We spent endless summer days playing at our grandparents summer house in Victor, Colorado.  That was a magical place that fed our childhood play acting where we pretended to be pioneers.  All the cousins slept together in the back bedroom where we giggled ourselves to sleep at night.  Or, other times we would try to scare each other with ghost stories.

Other long summer afternoons were spent swinging on the front porch of her house watching the rain come down while we told stories or talked.  Other times, we would go to the library to check our beloved Little House on the Prairie books.  Or, we would play kick the can at night at my house.  Our summer night treats would be homemade root beer that my father would make.  He would bottle his root beer in old beer bottles.  We loved sitting on the front porch drinking from those bottles in hopes we would shock the neighbors!  Or, we would make ourselves wonderful root beer floats and decorate them with olives.  (Yuk!)  We even ate off the same cookie the day before she came down with the chicken pox.  For some reason, I didn't get sick.

When we were in junior high, we walked to school together.  Those were the days when girls wore bouffant skirts.  Our nylon net slips were starched in sugar water and layered under our full skirts.  We suffered for beauty's sake at school.  Those slips were scratchy!  Then, we'd slip them off and carry them home because we couldn't bear walking the long distance in those uncomfortable things.  Perhaps, we only did this once because when our mother's found out, we weren't allowed to do such a thing again.

We experimented with make up, drooled over Seventeen magazine's fashionable clothes, checked the top ten pop tunes every week, or watch American Bandstand together during our early teen years.  We wore our first formals together when we joined Rainbow Girls.

On the way home from junior high, there was a drugstore with an old-fashioned soda fountain.  We'd stop in there to buy a fountain made cherry coke on our home so we could ogle the handsome, soda jerk who had beautiful blue eyes as he prepared our drinks for us.  Later in life, my cousin took me to a pharmacy in town so I could see our childhood crush.  Now, a pharmacist, he was still working in a drug store, but I wondered what we had seen in him back then.

We went to kindergarten through ninth grade together.  We went to college together.  We married and both had five children.  In our early adult years we did not live near each other.  Nearly twenty-five years ago, I returned to Colorado Springs where she was still living.  She found me a house to live in just about a block from her house.  Our Uncle Charles was just a block away.  Our children went to school together.  Then she moved to Phoenix shortly after.

Now, we live near each other again.  We now do such things as talk about how to apply for medicare or adjust to retirement.  I guess you can say we've come full circle.  Only my mother and an aunt remain of the old guard.  All our aunts and uncles and grandparents are gone.  I think at this juncture in life,  we tend to treasure our cousins more than ever because they join us in keeping a part of our childhood alive.

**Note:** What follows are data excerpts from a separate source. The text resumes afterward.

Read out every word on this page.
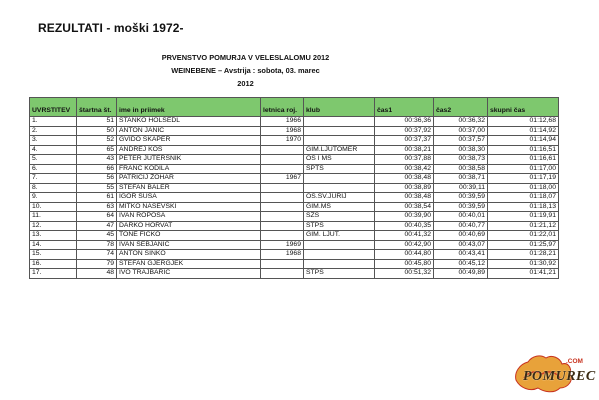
REZULTATI - moški 1972-
PRVENSTVO POMURJA V VELESLALOMU 2012
WEINEBENE – Avstrija : sobota, 03. marec
2012
UVRSTITEV	štartna št.	ime in priimek	letnica roj.	klub	čas1	čas2	skupni čas
1.	51	STANKO HOLSEDL	1966		00:36,36	00:36,32	01:12,68
2.	50	ANTON JANIĆ	1968		00:37,92	00:37,00	01:14,92
3.	52	GVIDO ŠKAPER	1970		00:37,37	00:37,57	01:14,94
4.	65	ANDREJ KOS		GIM.LJUTOMER	00:38,21	00:38,30	01:16,51
5.	43	PETER JUTERŠNIK		OŠ I MS	00:37,88	00:38,73	01:16,61
6.	66	FRANC KODILA		SPTŠ	00:38,42	00:38,58	01:17,00
7.	56	PATRICIJ ŽOHAR	1967		00:38,48	00:38,71	01:17,19
8.	55	ŠTEFAN BALER			00:38,89	00:39,11	01:18,00
9.	61	IGOR ŠUŠA		OŠ.SV.JURIJ	00:38,48	00:39,59	01:18,07
10.	63	MITKO NASEVSKI		GIM.MS	00:38,54	00:39,59	01:18,13
11.	64	IVAN ROPOŠA		SZŠ	00:39,90	00:40,01	01:19,91
12.	47	DARKO HORVAT		STPŠ	00:40,35	00:40,77	01:21,12
13.	45	TONE FICKO		GIM. LJUT.	00:41,32	00:40,69	01:22,01
14.	78	IVAN ŠEBJANIČ	1969		00:42,90	00:43,07	01:25,97
15.	74	ANTON ŠINKO	1968		00:44,80	00:43,41	01:28,21
16.	79	ŠTEFAN GJERGJEK			00:45,80	00:45,12	01:30,92
17.	48	IVO TRAJBARIČ		STPŠ	00:51,32	00:49,89	01:41,21
.COM
POMUREC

Donna & Sally's First Family Christmas
1945
Donna is held by my Aunt Katherine and her father Uncle Don is holding Aunt K.  My grandmother is is beside my mother who holds me.  My Uncle Charles, home on leave from being a paratrooper in WWII, is holding his wife Betty.  In front are my Aunt Carolyn and Aunt Phyllis.  Phyllis is holding my brother Rell.  My father, serving in the Army and my Uncle Bob serving in the Marines, were not home on leave when the photo was taken.

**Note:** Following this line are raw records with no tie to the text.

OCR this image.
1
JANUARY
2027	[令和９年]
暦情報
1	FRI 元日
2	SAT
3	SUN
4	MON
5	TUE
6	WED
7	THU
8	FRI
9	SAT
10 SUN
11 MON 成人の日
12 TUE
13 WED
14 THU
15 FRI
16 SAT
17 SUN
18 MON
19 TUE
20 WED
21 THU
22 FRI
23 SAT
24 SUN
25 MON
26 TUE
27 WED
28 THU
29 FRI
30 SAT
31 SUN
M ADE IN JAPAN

A few years ago we went to San Diego together for a week.  We had such fun.  I'm so glad we did that.  New memories were made.  Just the two of us were able to have some new adventures and recall the old ones.

Donna and Sally
San Diego
Donna, though technically a cousin, is not just a dear friend, she is like a sister to me.  She is now walking through the difficult task of helping to care for her daughter who is fighting a two-year long battle with melanoma.  She listens to me as I talk about my daughter's death and illness.  We are navigating difficult waters together.  We are in places we never could have imagined in our carefree childhoods, but I am grateful we forged those bonds long ago because they seem even more priceless than ever before as we get older.